Gold set a new record in the spot market, and gold for February delivery settled at $860 an ounce. April Platinum hit a contract high. March silver was at its highest level since mid-November. Wheat futures rose to the daily limit, and corn and soybean prices were at multi-year highs. And that's just some of the action.
As the dollar sunk, it drove commodities higher and sparked new fears of inflation and a slowing economy. Those worries weighed on stocks, already lower on weak ISM manufacturing data. The dollar hit a new low of $1.4865 dollars per euro, and Treasurys, in a flight-to-safety move, saw yields decline as buyers moved in. The 10- year was at 4.024 percent, its lowest yield since September 2005, and the two-year was yielding 3.038 percent.
The Dow fell 220 points or 1.67 percent, its biggest first day drop since 1983's 1.86 percent decline. The S&P 500 was off 1.6 percent at 1,416, and the Nasdaq was 1.3 percent lower at 2,562. Of the S&P sectors, energy was the only stock group to close higher as oil shares rallied around record oil prices. The group was up 0.63 percent.
A big topic on the agenda Thursday is the Presidential election, which is beginning to catch the market's attention. The Iowa caucuses are being watched carefully to see who voters in that state see as the front runners from each party. You can bet we'll hear more about those record high oil prices from the candidates.
There are a few key data items Thursday. Oil inventory data is released at 10:30 am and could be a big market mover. Weekly jobless claims are released at 8:30 and factory orders are due at 10 am. We will get auto sales results for December, a good indicator of the state of the consumer.
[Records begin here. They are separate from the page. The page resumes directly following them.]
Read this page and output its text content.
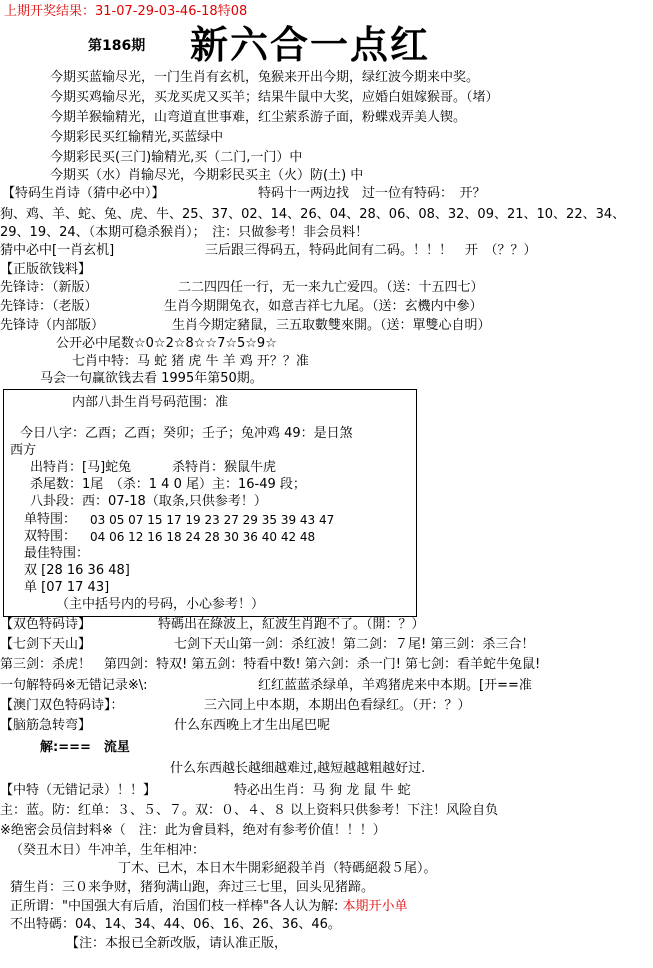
上期开奖结果：31-07-29-03-46-18特08
第186期 新六合一点红
今期买蓝输尽光，一门生肖有玄机，兔猴来开出今期，绿红波今期来中奖。
今期买鸡输尽光，买龙买虎又买羊；结果牛鼠中大奖，应婚白姐嫁猴哥。（堵）
今期羊猴输精光，山弯道直世事难，红尘萦系游子面，粉蝶戏弄美人锲。
今期彩民买红输精光,买蓝绿中
今期彩民买(三门)输精光,买（二门,一门）中
今期买（水）肖输尽光，今期彩民买主（火）防(土) 中
【特码生肖诗（猜中必中）】	特码十一两边找　过一位有特码：　开？
狗、鸡、羊、蛇、兔、虎、牛、25、37、02、14、26、04、28、06、08、32、09、21、10、22、34、
29、19、24、（本期可稳杀猴肖）；　注：只做参考！非会员料！
猜中必中[一肖玄机]	三后跟三得码五，特码此间有二码。！！！　开　（？？）
【正版欲钱料】
先锋诗：（新版）	二二四四任一行，无一来九亡爱四。（送：十五四七）
先锋诗：（老版）	生肖今期開兔衣，如意吉祥七九尾。（送：玄機内中參）
先锋诗（内部版）	生肖今期定豬鼠，三五取數雙來開。（送：單雙心自明）
公开必中尾数☆0☆2☆8☆☆7☆5☆9☆
七肖中特：马 蛇 猪 虎 牛 羊 鸡 开？？准
马会一句赢欲钱去看 1995年第50期。
内部八卦生肖号码范围：准
今日八字：乙酉；乙酉；癸卯；壬子；兔冲鸡 49：是日煞
西方
出特肖：[马]蛇兔	杀特肖：猴鼠牛虎
杀尾数：1尾　（杀：1 4 0 尾）主：16-49 段；
八卦段：西：07-18（取条,只供参考！）
单特围： 03 05 07 15 17 19 23 27 29 35 39 43 47
双特围： 04 06 12 16 18 24 28 30 36 40 42 48
最佳特围：
双 [28 16 36 48]
单 [07 17 43]
（主中括号内的号码，小心参考！）
【双色特码诗】	特碼出在綠波上，紅波生肖跑不了。（開：？）
【七剑下天山】	七剑下天山第一剑：杀红波！第二剑：７尾! 第三剑：杀三合！
第三剑：杀虎！　第四剑：特双! 第五剑：特看中数! 第六剑：杀一门! 第七剑：看羊蛇牛兔鼠!
一句解特码※无错记录※\:	红红蓝蓝杀绿单，羊鸡猪虎来中本期。[开==准
【澳门双色特码诗】：	三六同上中本期，本期出色看绿红。（开：？）
【脑筋急转弯】	什么东西晚上才生出尾巴呢
解:===　流星
什么东西越长越细越难过,越短越越粗越好过.
【中特（无错记录）！！】	特必出生肖：马 狗 龙 鼠 牛 蛇
主：蓝。防：红单：３、５、７。双：０、４、８ 以上资料只供参考！下注！风险自负
※绝密会员信封料※（　注：此为會員料，绝对有参考价值！！！）
（癸丑木日）牛冲羊，生年相冲：
丁木、已木，本日木牛開彩絕殺羊肖（特碼絕殺５尾）。
猜生肖：三０来争财，猪狗满山跑，奔过三七里，回头见猪蹄。
正所谓："中国强大有后盾，治国们枝一样棒"各人认为解: 本期开小单
不出特碼：04、14、34、44、06、16、26、36、46。
【注：本报已全新改版，请认准正版，
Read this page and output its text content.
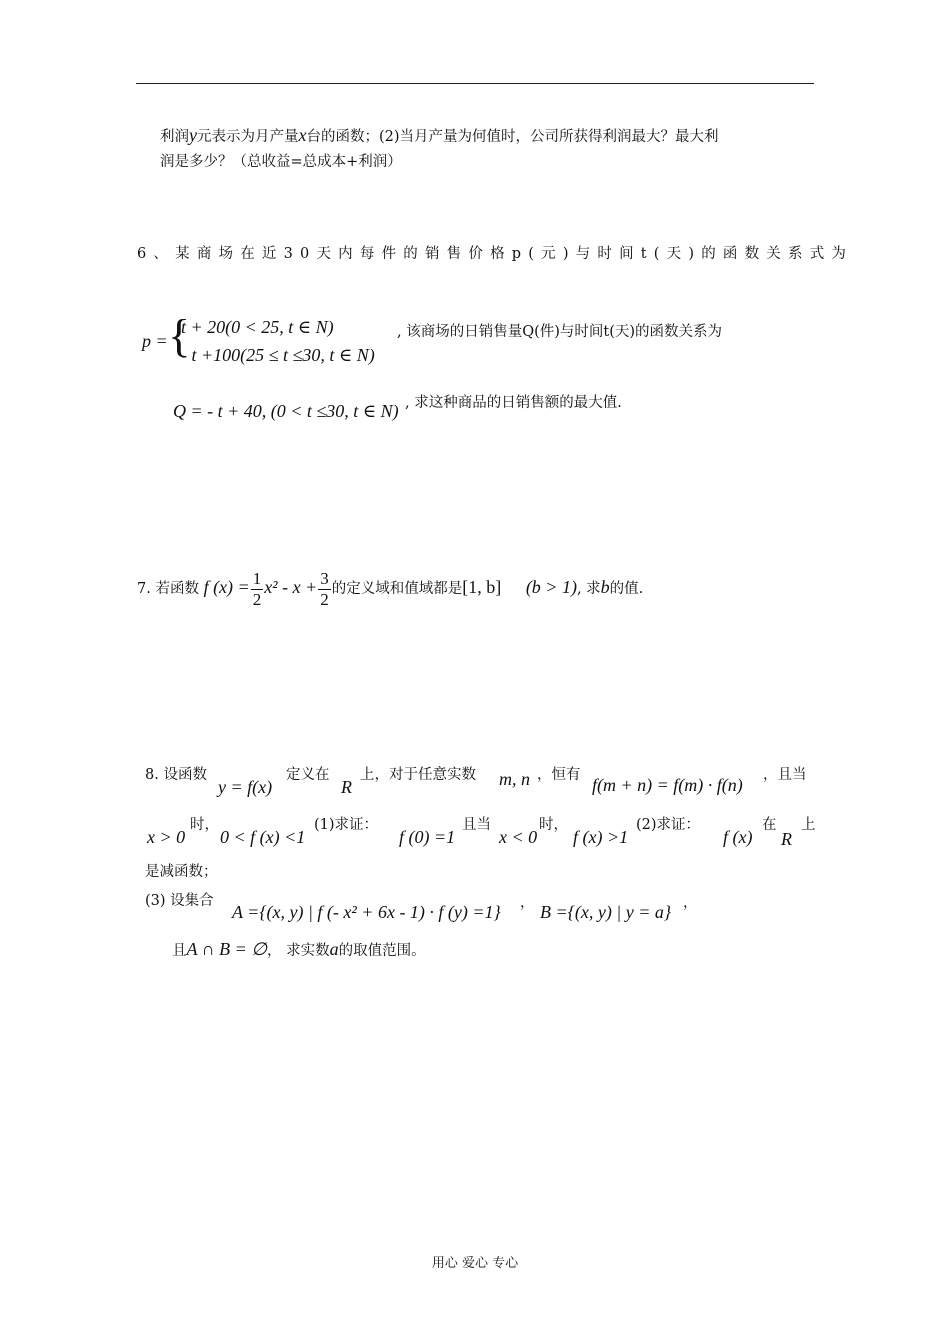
利润y元表示为月产量x台的函数；(2)当月产量为何值时，公司所获得利润最大？最大利
润是多少？（总收益=总成本+利润）
6、某商场在近30天内每件的销售价格p(元)与时间t(天)的函数关系式为
p = {
t + 20(0 < 25, t ∈ N)
- t +100(25 ≤ t ≤30, t ∈ N)
, 该商场的日销售量Q(件)与时间t(天)的函数关系为
Q = - t + 40, (0 < t ≤30, t ∈ N) , 求这种商品的日销售额的最大值.
7. 若函数 f $(x) = \frac{1}{2} x^2 - x + \frac{3}{2}$ 的定义域和值域都是[1, b] (b > 1), 求b的值.
8. 设函数
y = f(x)
定义在
R
上，对于任意实数 m, n ，恒有 f(m + n) = f(m) · f(n) ，且当
x > 0
时，
0 < f (x) <1
(1)求证：
f (0) =1
且当
x < 0
时，
f (x) >1
(2)求证：
f (x)
在
R
上
是减函数；
(3) 设集合
A ={(x, y) | f (- x² + 6x - 1) · f (y) =1} ， B ={(x, y) | y = a} ，
且A ∩ B = ∅， 求实数a的取值范围。
用心 爱心 专心
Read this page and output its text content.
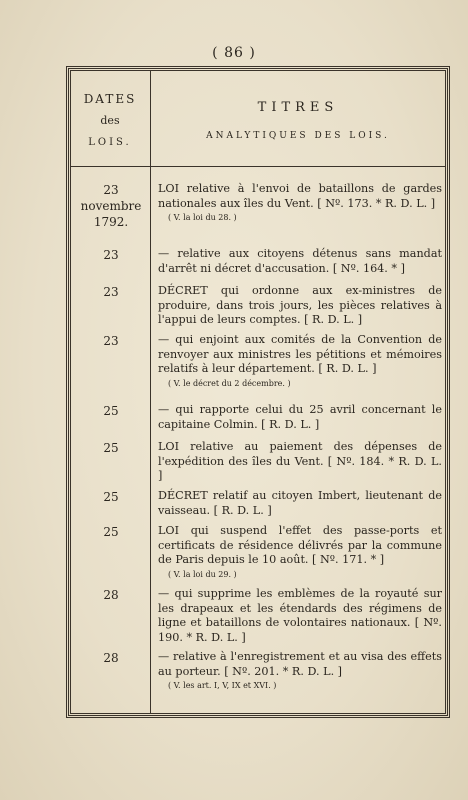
( 86 )
DATES
des
LOIS.
TITRES
ANALYTIQUES DES LOIS.
23 novembre 1792.
LOI relative à l'envoi de bataillons de gardes nationales aux îles du Vent. [ Nº. 173. * R. D. L. ]
( V. la loi du 28. )
23	— relative aux citoyens détenus sans mandat d'arrêt ni décret d'accusation. [ Nº. 164. * ]
23	DÉCRET qui ordonne aux ex-ministres de produire, dans trois jours, les pièces relatives à l'appui de leurs comptes. [ R. D. L. ]
23	— qui enjoint aux comités de la Convention de renvoyer aux ministres les pétitions et mémoires relatifs à leur département. [ R. D. L. ]
( V. le décret du 2 décembre. )
25	— qui rapporte celui du 25 avril concernant le capitaine Colmin. [ R. D. L. ]
25	LOI relative au paiement des dépenses de l'expédition des îles du Vent. [ Nº. 184. * R. D. L. ]
25	DÉCRET relatif au citoyen Imbert, lieutenant de vaisseau. [ R. D. L. ]
25	LOI qui suspend l'effet des passe-ports et certificats de résidence délivrés par la commune de Paris depuis le 10 août. [ Nº. 171. * ]
( V. la loi du 29. )
28	— qui supprime les emblèmes de la royauté sur les drapeaux et les étendards des régimens de ligne et bataillons de volontaires nationaux. [ Nº. 190. * R. D. L. ]
28	— relative à l'enregistrement et au visa des effets au porteur. [ Nº. 201. * R. D. L. ]
( V. les art. I, V, IX et XVI. )
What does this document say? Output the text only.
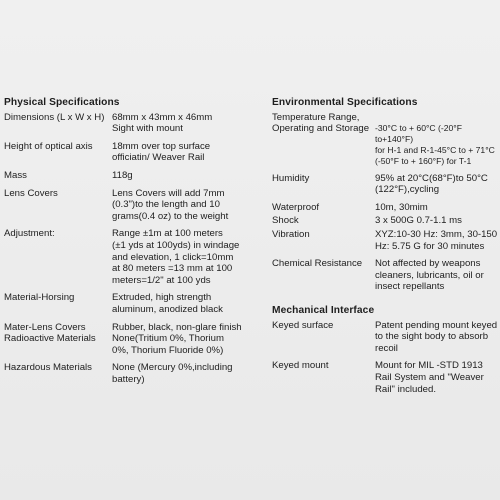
Physical Specifications
Dimensions (L x W x H) 68mm x 43mm x 46mm
Sight with mount
Height of optical axis	18mm over top surface
officiatin/ Weaver Rail
Mass	118g
Lens Covers	Lens Covers will add 7mm
(0.3")to the length and 10
grams(0.4 oz) to the weight
Adjustment:	Range ±1m at 100 meters
(±1 yds at 100yds) in windage
and elevation, 1 click=10mm
at 80 meters =13 mm at 100
meters=1/2" at 100 yds
Material-Horsing	Extruded, high strength
aluminum, anodized black
Mater-Lens Covers	Rubber, black, non-glare finish
Radioactive Materials	None(Tritium 0%, Thorium
0%, Thorium Fluoride 0%)
Hazardous Materials	None (Mercury 0%,including
battery)
Environmental Specifications
Temperature Range,
Operating and Storage
-30°C to + 60°C (-20°F to+140°F)
for H-1 and R-1-45°C to + 71°C
(-50°F to + 160°F) for T-1
Humidity	95% at 20°C(68°F)to 50°C
(122°F),cycling
Waterproof	10m, 30mim
Shock	3 x 500G 0.7-1.1 ms
Vibration	XYZ:10-30 Hz: 3mm, 30-150
Hz: 5.75 G for 30 minutes
Chemical Resistance	Not affected by weapons
cleaners, lubricants, oil or
insect repellants
Mechanical Interface
Keyed surface	Patent pending mount keyed
to the sight body to absorb
recoil
Keyed mount	Mount for MIL -STD 1913
Rail System and "Weaver
Rail" included.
Dennis Gartman of the Gartman Letter told "Fast Money" Wednesday he thinks the bullish trend is in place for gold and oil. He also said he is long the grains.
"Oil first, Nigeria second, weak dollar third. Give me those three things and I've got gold up $20," he said.
"(Gold) broke out a week and a half ago. Anybody who thinks that trend is going to stop any time soon is wrong. That is a bull trend. Gold has become the third major currency in the world. Dollar first. Euro second. Gold is the third reservable currency and it's trending upward," said Gartman.